Hospitalstift: FREIE WÄHLER-Kreisräte treten geschlossen dem Förderverein bei

Das Bild zeigt die Kreisräte der Freien Wähler bei der Unterzeichnung der Beitrittserklärungen zum Förderverein am Rande ihrer Fraktionssitzung im Augsburger Landratsamt. (Foto: Elias Pfeiffer)
Kommunalpolitiker wollen Zeichen für bürgerschaftliches Engagement setzen

Der von Josef Guggemos initiierte Förderverein zum Erhalt des Hospitalstifts in Dinkelscherben darf sich über zwölf prominente Neumitglieder freuen.
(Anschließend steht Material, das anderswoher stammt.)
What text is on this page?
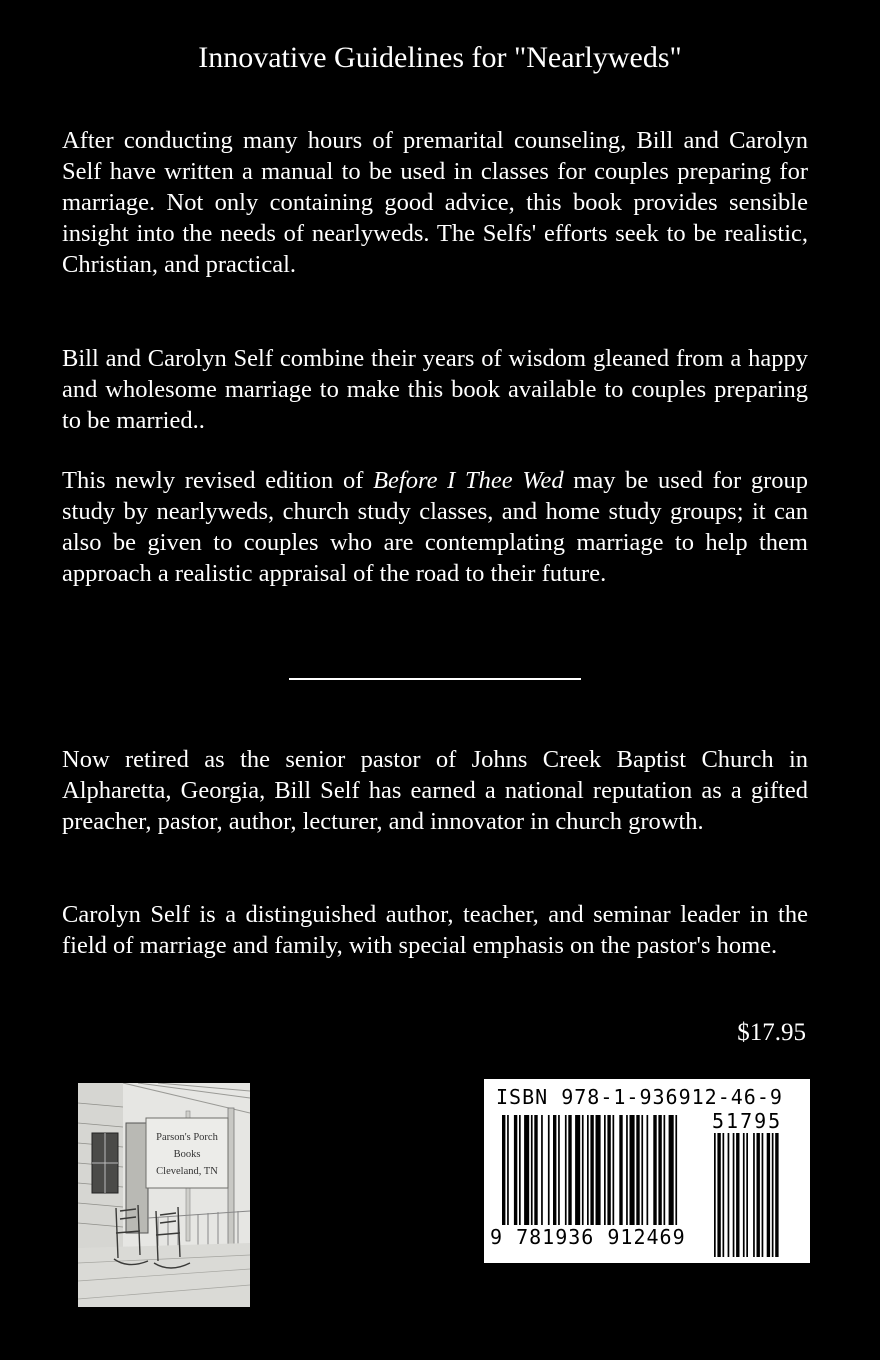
Innovative Guidelines for "Nearlyweds"
After conducting many hours of premarital counseling, Bill and Carolyn Self have written a manual to be used in classes for couples preparing for marriage. Not only containing good advice, this book provides sensible insight into the needs of nearlyweds. The Selfs' efforts seek to be realistic, Christian, and practical.
Bill and Carolyn Self combine their years of wisdom gleaned from a happy and wholesome marriage to make this book available to couples preparing to be married..
This newly revised edition of Before I Thee Wed may be used for group study by nearlyweds, church study classes, and home study groups; it can also be given to couples who are contemplating marriage to help them approach a realistic appraisal of the road to their future.
Now retired as the senior pastor of Johns Creek Baptist Church in Alpharetta, Georgia, Bill Self has earned a national reputation as a gifted preacher, pastor, author, lecturer, and innovator in church growth.
Carolyn Self is a distinguished author, teacher, and seminar leader in the field of marriage and family, with special emphasis on the pastor's home.
$17.95
Parson's Porch
Books
Cleveland, TN
ISBN 978-1-936912-46-9
51795
9 781936 912469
Im Zuge ihrer letzten Fraktionssitzung vor der Sommerpause sind die Kreisräte der Freien Wähler auf Vorschlag von Fraktionschef Dr. Fabian Mehring, der sich seit Monaten intensiv für den Erhalt des Pflegeheimes einsetzt, geschlossen der ehrenamtlichen Vereinigung beigetreten.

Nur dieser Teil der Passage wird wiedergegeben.